Another issue will be that doctors normally have a lot of evidence from Phase 3 trials when they decide to prescribe a particular drug. They will now have to do this without that evidence, thus making clinical practice more difficult. But I see this as a positive, as it allows doctors to be more flexible in having different therapies for different patients. In this age of big data, the results accumulated from these new Phase 3 trials can be made quickly available for doctors to get the evidence as the trial is ongoing. It also brings the doctors close to research, and allows easier participation of academics within the clinical trial system. It can also lead to more translational research as opposed to just about the drugs, as now more individuals have access to new therapies and data.

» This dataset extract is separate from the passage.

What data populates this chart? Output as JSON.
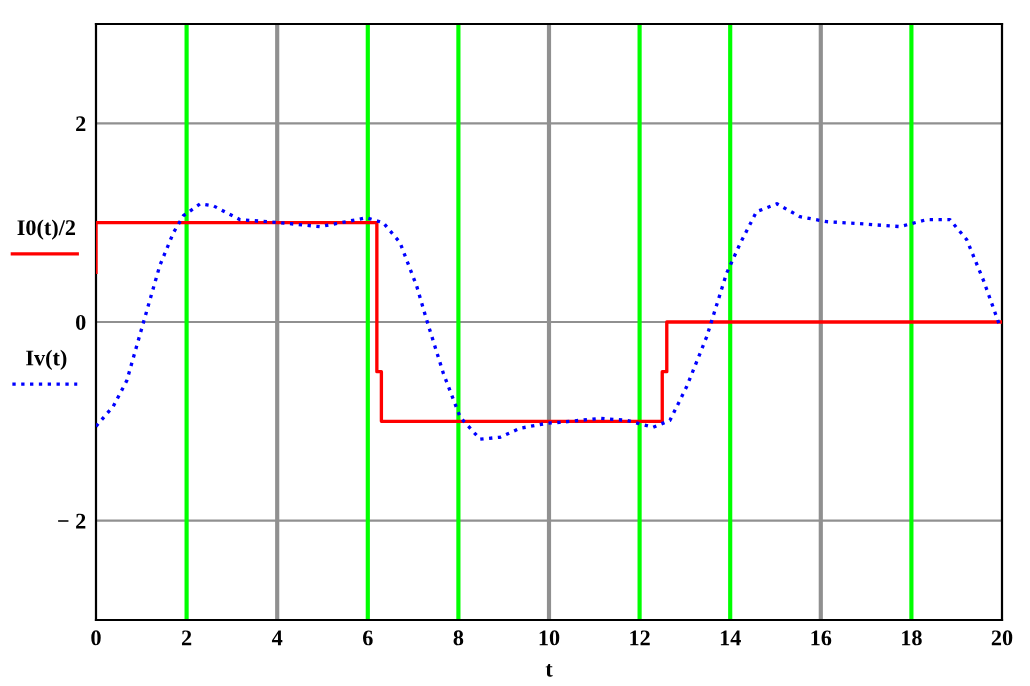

If this became reality without adverse events to patients, then we would have reduced the time for drugs to get approved, reduced the overall cost and waste in the system, satisfied every stakeholder (quicker approval to market, less regulatory time, more patient agency), and also not have a big bill on our hands.
I have to admit, this isn’t my idea. The idea of revisiting the regulation around efficacy and effectiveness came from Debashish Roychowdhury at our first round table last year in Cambridge. The idea lingered in my head for a while, and I think there is enough evidence out there to support it.
Of course, my recommendation may not be an idea that’s easily implementable. That’s the sad part, very little research is done on implementation out there. And as Justin likes to remind me, policy recommendations are not great recommendations. But we’ll keep working on from here, and any ideas on how to tackle these issues will be greatly appreciated!